I'm sick of living 12 miles away from the nearest small town and 30 miles away from the nearest large town/city. I'm sick of being so isolated. I'm sick being alone and being so lonely. I'm sick of being so engaged by all of my mental problems--my fear, my worry, my frustrations, etc--that I can't function well enough to accomplish anything. To even make one friend.
I'm sick of not having any place where I can let loose. I feel like no matter where I am, I have to hold everything in--I can't yell, I can't complain about my problems or life, I can't swear, I can't let out any anger or frustration, I have to be calm and nice. I have no place where I can make noise without disturbing anyone.
Sometimes I feel like I am burning up inside.
I feel trapped. Completely trapped. I can't seem to get another job. I can't handle working well enough to work full time (physically and mentally). I can't make more per hour at my current job.

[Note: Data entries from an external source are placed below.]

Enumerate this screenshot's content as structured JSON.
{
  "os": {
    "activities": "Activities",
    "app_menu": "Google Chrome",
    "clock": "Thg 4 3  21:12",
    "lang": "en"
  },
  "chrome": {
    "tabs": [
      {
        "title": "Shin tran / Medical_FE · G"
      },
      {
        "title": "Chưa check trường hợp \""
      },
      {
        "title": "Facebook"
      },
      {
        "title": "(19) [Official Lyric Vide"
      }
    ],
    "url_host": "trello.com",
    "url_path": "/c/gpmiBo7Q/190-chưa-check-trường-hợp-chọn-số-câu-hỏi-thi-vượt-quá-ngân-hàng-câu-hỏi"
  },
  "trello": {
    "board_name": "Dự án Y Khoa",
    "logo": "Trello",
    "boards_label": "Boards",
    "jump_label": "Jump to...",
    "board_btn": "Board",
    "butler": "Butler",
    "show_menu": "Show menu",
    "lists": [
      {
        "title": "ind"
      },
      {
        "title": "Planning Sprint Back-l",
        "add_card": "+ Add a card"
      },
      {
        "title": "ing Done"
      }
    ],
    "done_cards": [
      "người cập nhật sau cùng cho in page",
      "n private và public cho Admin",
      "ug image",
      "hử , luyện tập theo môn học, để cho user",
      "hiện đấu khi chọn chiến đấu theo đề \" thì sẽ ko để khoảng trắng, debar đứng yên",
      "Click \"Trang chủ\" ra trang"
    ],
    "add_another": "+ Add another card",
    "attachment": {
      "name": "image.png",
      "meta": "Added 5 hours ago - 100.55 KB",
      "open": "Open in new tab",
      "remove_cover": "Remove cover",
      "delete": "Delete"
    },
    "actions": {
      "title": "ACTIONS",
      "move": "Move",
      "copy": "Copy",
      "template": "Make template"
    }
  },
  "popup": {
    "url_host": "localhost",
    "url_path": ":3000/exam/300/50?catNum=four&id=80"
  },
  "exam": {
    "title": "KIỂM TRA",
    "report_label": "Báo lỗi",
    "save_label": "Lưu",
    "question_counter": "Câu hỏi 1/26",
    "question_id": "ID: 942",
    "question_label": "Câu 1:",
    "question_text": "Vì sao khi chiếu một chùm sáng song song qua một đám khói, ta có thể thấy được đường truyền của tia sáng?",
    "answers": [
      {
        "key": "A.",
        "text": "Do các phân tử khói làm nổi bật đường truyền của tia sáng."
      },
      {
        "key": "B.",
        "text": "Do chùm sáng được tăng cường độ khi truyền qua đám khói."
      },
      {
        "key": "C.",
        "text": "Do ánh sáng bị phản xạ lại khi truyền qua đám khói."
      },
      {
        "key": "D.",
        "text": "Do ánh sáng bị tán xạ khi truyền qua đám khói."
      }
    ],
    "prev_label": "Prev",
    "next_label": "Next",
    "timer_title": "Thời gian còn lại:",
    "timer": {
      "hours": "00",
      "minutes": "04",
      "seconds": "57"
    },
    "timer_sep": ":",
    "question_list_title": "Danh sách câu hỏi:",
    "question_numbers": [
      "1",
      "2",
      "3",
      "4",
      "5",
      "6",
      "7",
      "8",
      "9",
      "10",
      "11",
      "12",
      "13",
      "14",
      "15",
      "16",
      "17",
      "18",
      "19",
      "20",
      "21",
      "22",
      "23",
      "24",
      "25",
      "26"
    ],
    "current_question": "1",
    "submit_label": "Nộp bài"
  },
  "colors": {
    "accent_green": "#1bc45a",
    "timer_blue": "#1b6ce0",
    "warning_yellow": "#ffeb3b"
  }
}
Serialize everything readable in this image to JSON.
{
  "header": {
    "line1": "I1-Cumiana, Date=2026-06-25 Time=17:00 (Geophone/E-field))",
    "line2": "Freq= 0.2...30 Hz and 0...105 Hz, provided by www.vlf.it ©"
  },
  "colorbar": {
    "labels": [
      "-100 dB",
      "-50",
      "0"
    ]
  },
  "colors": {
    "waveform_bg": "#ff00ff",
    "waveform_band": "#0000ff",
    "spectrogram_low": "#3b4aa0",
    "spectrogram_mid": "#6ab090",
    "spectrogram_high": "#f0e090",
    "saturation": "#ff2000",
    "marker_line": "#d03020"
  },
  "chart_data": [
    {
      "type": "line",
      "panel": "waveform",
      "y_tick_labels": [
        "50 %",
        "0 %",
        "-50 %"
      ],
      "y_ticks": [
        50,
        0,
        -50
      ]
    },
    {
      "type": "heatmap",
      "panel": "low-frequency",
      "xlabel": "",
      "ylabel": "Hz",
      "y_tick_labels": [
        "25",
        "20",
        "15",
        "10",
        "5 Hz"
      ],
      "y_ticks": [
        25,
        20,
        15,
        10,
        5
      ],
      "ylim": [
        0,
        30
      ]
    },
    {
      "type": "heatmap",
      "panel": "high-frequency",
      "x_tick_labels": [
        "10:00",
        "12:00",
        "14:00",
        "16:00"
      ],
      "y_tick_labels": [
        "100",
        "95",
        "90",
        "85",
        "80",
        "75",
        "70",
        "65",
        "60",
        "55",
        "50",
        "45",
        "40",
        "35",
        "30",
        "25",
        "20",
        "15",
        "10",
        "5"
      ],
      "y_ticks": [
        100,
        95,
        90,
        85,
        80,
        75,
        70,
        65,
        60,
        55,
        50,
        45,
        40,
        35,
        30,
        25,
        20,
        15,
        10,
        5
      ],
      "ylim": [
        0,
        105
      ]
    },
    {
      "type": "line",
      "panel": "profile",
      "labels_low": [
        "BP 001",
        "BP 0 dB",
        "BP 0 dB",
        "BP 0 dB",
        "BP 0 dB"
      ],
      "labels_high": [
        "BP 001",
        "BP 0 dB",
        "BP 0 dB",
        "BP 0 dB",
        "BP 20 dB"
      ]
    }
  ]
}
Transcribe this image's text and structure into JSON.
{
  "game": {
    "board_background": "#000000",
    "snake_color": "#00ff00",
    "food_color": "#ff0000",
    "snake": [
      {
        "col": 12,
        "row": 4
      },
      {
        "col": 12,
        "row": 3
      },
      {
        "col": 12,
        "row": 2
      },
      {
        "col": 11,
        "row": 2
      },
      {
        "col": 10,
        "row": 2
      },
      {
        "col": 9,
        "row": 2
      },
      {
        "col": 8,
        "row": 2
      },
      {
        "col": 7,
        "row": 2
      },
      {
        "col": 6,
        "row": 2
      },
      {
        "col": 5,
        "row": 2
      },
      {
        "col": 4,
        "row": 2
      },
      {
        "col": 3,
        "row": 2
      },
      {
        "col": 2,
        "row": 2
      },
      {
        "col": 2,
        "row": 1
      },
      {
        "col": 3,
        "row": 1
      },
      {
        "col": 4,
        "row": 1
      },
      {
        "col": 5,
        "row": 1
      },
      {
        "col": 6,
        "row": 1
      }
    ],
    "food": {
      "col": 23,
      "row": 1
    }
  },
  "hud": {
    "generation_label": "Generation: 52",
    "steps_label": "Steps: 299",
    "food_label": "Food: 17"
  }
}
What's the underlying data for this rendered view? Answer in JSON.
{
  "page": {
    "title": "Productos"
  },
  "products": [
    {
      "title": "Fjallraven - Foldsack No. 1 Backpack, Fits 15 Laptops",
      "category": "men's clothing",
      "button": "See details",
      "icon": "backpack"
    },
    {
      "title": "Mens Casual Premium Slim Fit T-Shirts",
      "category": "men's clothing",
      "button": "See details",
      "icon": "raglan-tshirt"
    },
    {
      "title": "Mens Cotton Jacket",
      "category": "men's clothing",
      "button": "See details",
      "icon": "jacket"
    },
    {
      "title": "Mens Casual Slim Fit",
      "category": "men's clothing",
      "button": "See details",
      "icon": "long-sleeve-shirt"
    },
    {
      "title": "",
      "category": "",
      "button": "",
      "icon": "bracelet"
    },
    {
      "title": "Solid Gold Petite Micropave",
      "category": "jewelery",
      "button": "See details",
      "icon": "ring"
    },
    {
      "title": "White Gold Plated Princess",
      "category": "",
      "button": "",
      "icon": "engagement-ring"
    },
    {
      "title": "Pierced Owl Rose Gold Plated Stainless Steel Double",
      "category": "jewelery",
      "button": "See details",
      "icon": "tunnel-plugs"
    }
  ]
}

I don't have any money saved up.
My parents really want me to get another job (and preferably one that pays more) and that I work full time. I've applied to a lot of places online over the years, and quite a few multiple times, but I get nothing. Out of all the times I've applied over the years, I only got a response two times. And neither time did I get an interview. Living so far away from other towns/cities makes applying in person a little tricky.
I don't know. I've just failed big time.
It seems that the problems I have now that are holding me back (poor memory, poor learning, poor concentration) I have always had to some extent. I don't think I learned things well when I was young, or I forgot things easily, or I just wasn't taught well. From what I do remember, my parents didn't seem to teach me much or very well. And it was the worst from about 10 years old until...maybe 17.
And I didn't do a good job of teaching myself either. I tried. Once I got internet in my room I was able to get some exposure to the world, other people, other ideas, etc. The older I have gotten, the more effort I have put in. But sometimes it feels like I am way too late.
Even though I never want to...I'll admit it...I've wasted a lot of money. I've spent a lot on junk food...because growing up I was allowed to eat as much as I wanted without being taught any moderation, and because it makes me feel better.
I don't know...I'm just sick of my situation. I'm sick of being here. I need to leave my home. It's a toxic environment for me. It's suffocating me. I need to be someplace else. Someplace freer. Someplace where I at least have plenty of easy opportunities to interact with other people my age.
I just don't know how to leave. Obviously I am very afraid of leaving. Especially without money or with only a small amount. But people do it. I need something else. I hate this.